On my 'gap yah' there was a boy who was a compulsive liar. To start with I just thought he had a lot of good stories, or maybe slightly exaggerated, but he just spiralled and spiralled in what he would say.

He 100% beloved what he was saying though, it was so strange. One time he told the group about something that had happened when we were together (which DIDN'T happen) think like "a tiger jumped right out at us" type of story. Anyway people were doubtful and he was getting really upset saying "but Whois was there, ask her, she saw it" ummmmm no!

His were more attention seeking rather than upsetting, but his line between real and fantasy was very blurred.

LeaveMyWingsBehindMe · 26/10/2015 19:42

nearly Shock how on earth can you live like that? That would be a total dealbreaker for me.
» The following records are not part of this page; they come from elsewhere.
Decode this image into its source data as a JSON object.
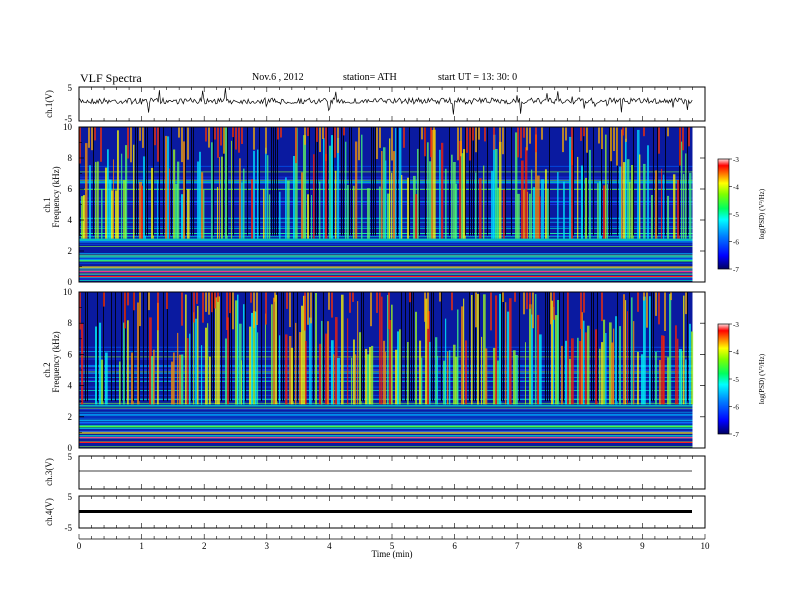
{
  "header": {
    "title": "VLF Spectra",
    "date": "Nov.6 , 2012",
    "station": "station= ATH",
    "start": "start UT = 13: 30: 0"
  },
  "colors": {
    "spectrogram_scale": [
      "#000080",
      "#0000ff",
      "#0080ff",
      "#00ffff",
      "#00ff80",
      "#80ff00",
      "#ffff00",
      "#ff8000",
      "#ff0000",
      "#ffffff"
    ],
    "trace": "#000000"
  },
  "chart_data": [
    {
      "type": "line",
      "panel": "ch1",
      "ylabel": "ch.1(V)",
      "yticks": [
        "5",
        "-5"
      ],
      "ylim": [
        -5,
        5
      ],
      "description_level": "noisy waveform around 0 V with spikes"
    },
    {
      "type": "heatmap",
      "panel": "ch1-spectrogram",
      "ylabel_top": "ch.1",
      "ylabel": "Frequency (kHz)",
      "yticks": [
        "0",
        "2",
        "4",
        "6",
        "8",
        "10"
      ],
      "ylim": [
        0,
        10
      ],
      "colorbar": {
        "label": "log(PSD) (V²/Hz)",
        "ticks": [
          "-3",
          "-4",
          "-5",
          "-6",
          "-7"
        ],
        "range": [
          -7,
          -3
        ]
      }
    },
    {
      "type": "heatmap",
      "panel": "ch2-spectrogram",
      "ylabel_top": "ch.2",
      "ylabel": "Frequency (kHz)",
      "yticks": [
        "0",
        "2",
        "4",
        "6",
        "8",
        "10"
      ],
      "ylim": [
        0,
        10
      ],
      "colorbar": {
        "label": "log(PSD) (V²/Hz)",
        "ticks": [
          "-3",
          "-4",
          "-5",
          "-6",
          "-7"
        ],
        "range": [
          -7,
          -3
        ]
      }
    },
    {
      "type": "line",
      "panel": "ch3",
      "ylabel": "ch.3(V)",
      "yticks": [
        "5",
        "-5"
      ],
      "ylim": [
        -5,
        5
      ]
    },
    {
      "type": "line",
      "panel": "ch4",
      "ylabel": "ch.4(V)",
      "yticks": [
        "5",
        "-5"
      ],
      "ylim": [
        -5,
        5
      ]
    }
  ],
  "xaxis": {
    "label": "Time (min)",
    "ticks": [
      "0",
      "1",
      "2",
      "3",
      "4",
      "5",
      "6",
      "7",
      "8",
      "9",
      "10"
    ],
    "xlim": [
      0,
      10
    ],
    "data_end": 9.8
  }
}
Wheretheresawill1 · 26/10/2015 19:48

I work in psychiatry. I also got caught out with a friend who is a professional. I read an interesting journal article about pathological lying. It suggests what we know to be psychopathy/sociopath although these fit under antisocial personality disorder or dissociate pd in the icd10 or dsm v which medics use to diagnose mental illness. There are strong links with narcissistic personality disorder. Often a history of trauma in all these PDs- some it's about a fantasy world ; others it's about causing hurt and having control over others

yeOldeTrout · 26/10/2015 19:52

Is it an insecurity thing? Like the liars think that they have to say something outlandish or else you will think they're boring? They need emotionally to be centre of attention.

Not an excuse, just wondering about possible explanation.
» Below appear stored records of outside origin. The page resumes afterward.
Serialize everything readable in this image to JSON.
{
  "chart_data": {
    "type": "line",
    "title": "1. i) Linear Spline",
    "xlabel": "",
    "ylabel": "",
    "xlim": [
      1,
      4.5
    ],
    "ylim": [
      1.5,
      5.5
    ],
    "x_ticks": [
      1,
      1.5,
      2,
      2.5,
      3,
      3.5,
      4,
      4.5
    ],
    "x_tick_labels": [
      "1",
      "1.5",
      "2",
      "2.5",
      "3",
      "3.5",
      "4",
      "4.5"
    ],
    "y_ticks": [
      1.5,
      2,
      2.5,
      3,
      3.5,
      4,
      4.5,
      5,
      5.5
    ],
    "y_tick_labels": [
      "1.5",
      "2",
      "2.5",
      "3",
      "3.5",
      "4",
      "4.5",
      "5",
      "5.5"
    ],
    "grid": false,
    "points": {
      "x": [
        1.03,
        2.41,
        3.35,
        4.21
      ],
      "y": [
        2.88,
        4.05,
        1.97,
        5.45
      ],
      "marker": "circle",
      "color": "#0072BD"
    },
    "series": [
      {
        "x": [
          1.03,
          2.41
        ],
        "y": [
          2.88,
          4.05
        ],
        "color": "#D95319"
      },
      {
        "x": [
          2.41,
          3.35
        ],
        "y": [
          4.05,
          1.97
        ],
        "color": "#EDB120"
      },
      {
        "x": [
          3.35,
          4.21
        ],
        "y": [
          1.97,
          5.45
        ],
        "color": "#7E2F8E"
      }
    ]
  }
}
BestZebbie · 26/10/2015 20:06

Stanky: your workmate might not be lying about his coffee table - they get through shedloads of tyres at every F1 race and practice because they only use them once for a few minutes each, they then put them on their side with a bit of glass on top and sell them as coffee tables for a few hundred pounds a pop. :-)

bodenbiscuit · 27/10/2015 23:09

Wheretheresawill - this is why I thought this person may be a sociopath because he has other features like zero empathy. How would say one thing one day and would have forgotten about it another day.

OP posts:
Breadpitt · 28/10/2015 00:31

My old boss was like this. He told me he used to be in the SAS and now worked in secret for MI5. He was licensed to carry a firearm apparently and on call for hostage situations.

He was seven stone wet through and wore glasses two inches thick. I'm afraid I laughed, lots. I think I added a 'yeah right' in there too. It was not the start of a beautiful working relationship.

He never lied to me again, though he did it a lot to the other girls. I'm guessing they didn't laugh long and hard like I did. He was last seen as a barman in a local pub. I assume he is still 'always prepared' with a semi automatic in the back of his twelve year old Honda Grin

CuteAsaF0x · 28/10/2015 22:33

He sounds like Gareth from The Office!